Analytics Engineer
Team: Engineering
Location: Europe
Employment type: FullTime
TL;DR
Co-own Formula's marketing & growth analytics alongside the Head of BI — answer the questions that move CAC, LTV, retention, and unit economics, and own the data layer that makes those answers trustworthy. This is a data analyst seat with full engineering keys: SQL and statistics as your first language, dbt / Dagster / Snowflake / Metabase as the toolbox you already know how to use without help.
WHAT WE'RE LOOKING FOR
- A strong analyst first. You don't ship a model unless you can defend the decision it supports.
- Comfortable owning your own pipeline end to end so no one is between you and the data — but the analysis is the deliverable, not the DAG.
- Already lives in marketing and payments data: ad hierarchies, attribution windows, LTV, cohort behavior, refund / chargeback flows.
- Statistically literate. A/B-testing, incrementality, correlation vs. causation — you handle these correctly when no one is checking.
- A curious investigator who walks in with the answer and the recommendation, not the dashboard — and pushes back on the question if it's wrong.
- Comfortable in a no-process environment: forms the request themselves, navigates ambiguity without hand-holding.
- Treats AI tools as a daily multiplier — Claude / Cursor / GPT already built into how the work gets done.
WHAT YOU'LL BE DOING
ANALYSIS THAT MOVES DECISIONS (~60% OF THE ROLE):
- Own A/B test design and analysis end to end — from sample-size planning to readout to recommendation. Make sure the company doesn't ship false positives.
- Monitor and improve LTV-prediction accuracy; explain the gaps between predicted and realized LTV by cohort, channel, geo, product.
- Find funnel bottlenecks and growth opportunities across acquisition, activation, retention and monetization — and bring back specific, prioritized actions.
- Build creative reporting the performance-marketing team actually uses to decide what to scale and what to kill.
- Generate proactive growth and unit-economics ideas grounded in data — not waitlists of requests.
THE DATA LAYER THAT MAKES THE ANALYSIS TRUSTWORTHY (~40% OF THE ROLE):
- Integrate new sources end-to-end — next on the list: Adyen (disputes, commissions, partial refunds) and a clean geo dimension.
- Own the dbt project for your domains: well-modeled, well-documented, well-tested assets the business can self-serve from.

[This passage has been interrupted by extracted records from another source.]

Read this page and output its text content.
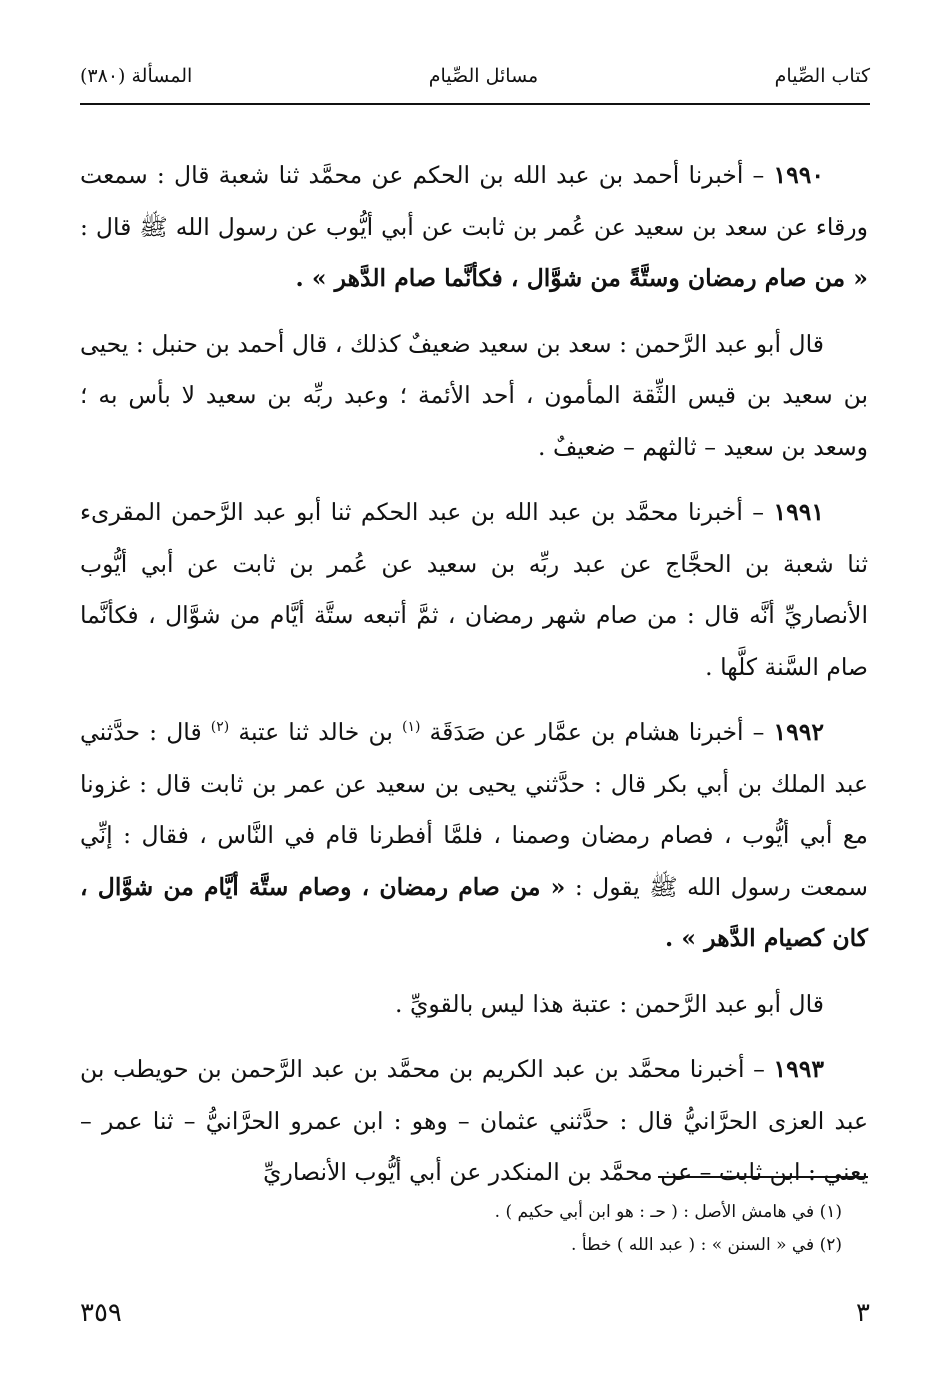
كتاب الصِّيام
مسائل الصِّيام
المسألة (٣٨٠)

١٩٩٠ – أخبرنا أحمد بن عبد الله بن الحكم عن محمَّد ثنا شعبة قال : سمعت ورقاء عن سعد بن سعيد عن عُمر بن ثابت عن أبي أيُّوب عن رسول الله ﷺ قال : « من صام رمضان وستَّةً من شوَّال ، فكأنَّما صام الدَّهر » .

قال أبو عبد الرَّحمن : سعد بن سعيد ضعيفٌ كذلك ، قال أحمد بن حنبل : يحيى بن سعيد بن قيس الثِّقة المأمون ، أحد الأئمة ؛ وعبد ربِّه بن سعيد لا بأس به ؛ وسعد بن سعيد – ثالثهم – ضعيفٌ .

١٩٩١ – أخبرنا محمَّد بن عبد الله بن عبد الحكم ثنا أبو عبد الرَّحمن المقرىء ثنا شعبة بن الحجَّاج عن عبد ربِّه بن سعيد عن عُمر بن ثابت عن أبي أيُّوب الأنصاريِّ أنَّه قال : من صام شهر رمضان ، ثمَّ أتبعه ستَّة أيَّام من شوَّال ، فكأنَّما صام السَّنة كلَّها .

١٩٩٢ – أخبرنا هشام بن عمَّار عن صَدَقَة $^{(١)}$ بن خالد ثنا عتبة $^{(٢)}$ قال : حدَّثني عبد الملك بن أبي بكر قال : حدَّثني يحيى بن سعيد عن عمر بن ثابت قال : غزونا مع أبي أيُّوب ، فصام رمضان وصمنا ، فلمَّا أفطرنا قام في النَّاس ، فقال : إنِّي سمعت رسول الله ﷺ يقول : « من صام رمضان ، وصام ستَّة أيَّام من شوَّال ، كان كصيام الدَّهر » .

قال أبو عبد الرَّحمن : عتبة هذا ليس بالقويِّ .

١٩٩٣ – أخبرنا محمَّد بن عبد الكريم بن محمَّد بن عبد الرَّحمن بن حويطب بن عبد العزى الحرَّانيُّ قال : حدَّثني عثمان – وهو : ابن عمرو الحرَّانيُّ – ثنا عمر – يعني : ابن ثابت – عن محمَّد بن المنكدر عن أبي أيُّوب الأنصاريِّ

(١) في هامش الأصل : ( حـ : هو ابن أبي حكيم ) .

(٢) في « السنن » : ( عبد الله ) خطأ .

٣
٣٥٩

Keep tests green, fix existing warnings, retire what's no longer earning its keep.
- Keep Dagster pipelines reliable, cheap, and fresh — SLAs and anomaly detection, not just "did it finish."
- Govern Metabase as a product: access, ownership, naming, self-serve UX, the dashboards people actually open.
- Embed AI tooling (Claude Code, Cursor) into the analytical workflow to compound output, not just tick a box.
MUST HAVE
- Analyst-grade SQL: You can answer almost any business question that fits in a warehouse — by yourself — without hand-holding.
- Statistical foundations you can defend: A/B testing (including sample size, power, and reading negative results), incrementality, correlation vs. causation, cohort thinking. Light ML where it earns its place.
- Hands-on marketing & payments analytics experience: You have personally moved CAC, LTV, retention, or unit-economics with a specific analysis you can walk through.
- dbt + a modern warehouse: (Snowflake, BigQuery, Redshift, or Databricks), you write the models you need yourself; you don't wait for a data engineer.
- Python for analysis and pipelines — pandas, notebooks, light scripting in an orchestrator (Dagster / Airflow / Prefect / similar).
- Russian language for day-to-day work with the team.
NICE TO HAVE
- Experience in a solo or duo data team — you've navigated the chaos yourself.
- Direct work with Facebook Ads API, Google Ads, MMP / attribution platforms; you know how ad hierarchies and attribution windows really behave.
- Forecasting, financial modeling, or unit economics — especially LTV forecasting and cohort modeling.
- BI ownership of Metabase / Looker / Mode as a product (UX, security, access, naming).
- Production use of AI tools (Claude, Cursor, GPT) built into your routine, not just experimented with.
WHAT WE OFFER
- Mission: Help users live longer, healthier lives through innovative products.
- Impact: Directly influence company growth with minimal bureaucracy.
- Compensation: Competitive salary and comprehensive benefits package.
- Work-life balance: Flexible working hours.
- Professional development: Tuition reimbursement.
- Remote work: Fully remote, preference ±2h CET.
- Benefits: Health insurance, gym membership reimbursement, home office support.